— Тот самый, к которому ты в гости собрался. Видишь мост? — Он приподнял Пышту за локти, и Пышта увидал обрыв, сосны и бетонный мост через реку. — Тогда мост был другой, деревянный. У сержанта имелись всего две гранаты. Он ждал, пока на мост взошли три фашистских танка. Тогда бросил гранату под гусеницу первому. Подорвал. Потом бросил гранату под третий танк. Понимаешь, расчёт? Третий подорвался, а средний оказался в ловушке. Мост запылал, и все танки рухнули в реку.
Высунувшись, грудью налёгши на край окопа, затаив дыхание, Пышта слушал и глядел вниз.
— А сержант?.. — спросил он.
— Ранило тяжело. В госпитале ему сам командующий орден Славы на грудь приколол. Храбрый, мужественный был человек. Герой был Непейвода.

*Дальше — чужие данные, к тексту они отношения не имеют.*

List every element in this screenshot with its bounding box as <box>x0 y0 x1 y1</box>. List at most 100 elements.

— Неправильно вы говорите, — ответил Пышта. — Мы с Владиком это правило проходили.
— Какое правило? — удивился председатель.
— Вы говорите «была» да «был». Значит, прошедшее время. А он сейчас есть, он Дальнюю пустошь пашет. Значит, настоящее время.
— А-а, вон что… Возможно, я ошибся. — В задумчивости председатель погладил старые, замшелые брёвна. Лицо у него погрустнело. Конечно, не очень-то приятно ошибаться.
— Ничего, — утешил его Пышта. — Всё можно исправить. Фёдор, мой товарищ, говорит: главное, чтоб сила воли была.
— Да, конечно, если сила воли — всё можно исправить, — согласился председатель. Но он думал не о грамматике, как Пышта, а о судьбе своего фронтового командира, Анютиного отца, о человеке, который потерял силу воли.
Они вылезли из окопа.
— Весной начнём строить. Чтоб все слабые ребята становились сильными. Назовём санаторий — «Высотка».
Они влезли в машину, поехали дальше. Со взгорья они увидали за берёзовой рощей поле. А среди поля стоял вагончик с окошком и трубой, отсюда он казался маленьким, как спичечный коробок.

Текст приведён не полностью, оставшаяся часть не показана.